На последней фразе повысив тон так, что его голос эхом отдался по небольшой квартирке, Энакин, будто командуя во время боя на фронте, резко ткнул пальцем в сторону спальни тогруты, посмотрев на девушку таким взглядом, что в другой ситуации та даже не посмела бы ему возразить.
Вновь «откинутая» назад, словно какая-то вещь, лёгкая и ничего не значащая тряпичная кукла, Асока врезалась, к её счастью, в мягкий диван и почти не испытала никакой физической боли, в отличие, конечно, от моральной и душевной. Уже в который раз за этот день она была ограниченна в собственной свободе, в собственной любви, да и вообще… Девушке вдруг показалось, что она всю свою жизнь была ограничена в том, чего она хоть когда-либо хотела. Всё всегда шло так, как было удобно и хорошо другим, за Тано выбирали, за неё решали, ей указывали что делать, и никогда, абсолютно никогда, ситуация не оборачивалась в её пользу.
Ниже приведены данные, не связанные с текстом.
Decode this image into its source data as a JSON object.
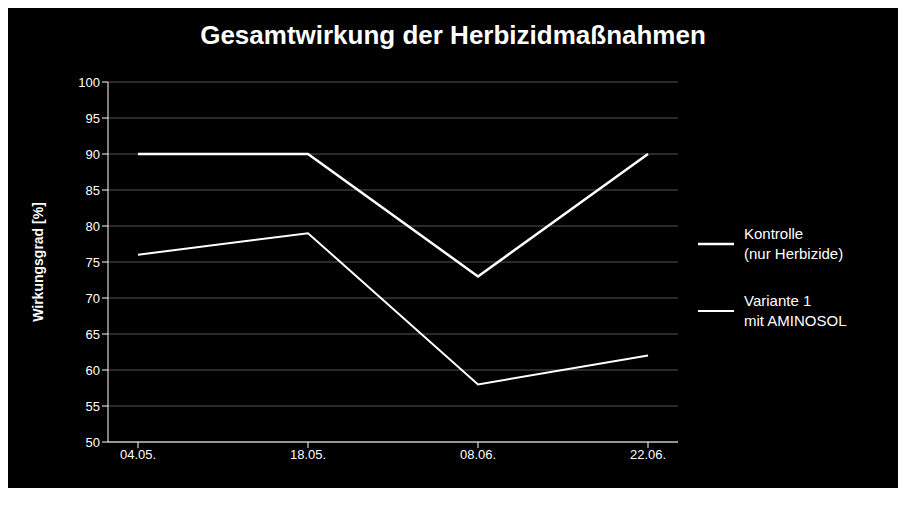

Даже сейчас, тогрута ушла из ордена, постаралась выкинуть, вырвать из собственного сердца свою глупую безответную любовь, но это ничего не изменило. Её избранник был женат на другой, а ей даже не позволено было переживать и страдать из-за этого, не позволено было как-то отстраниться или уйти, не позволено было накачаться до умопомрачения и умереть в забытии, а ведь тогрута действительно не хотела жить, больше не хотела жить так. Но Сила почему-то продолжала и продолжала издеваться над ней, лишая всех и каждой радости в жизни: ордена, любви, наслаждения от наркотика…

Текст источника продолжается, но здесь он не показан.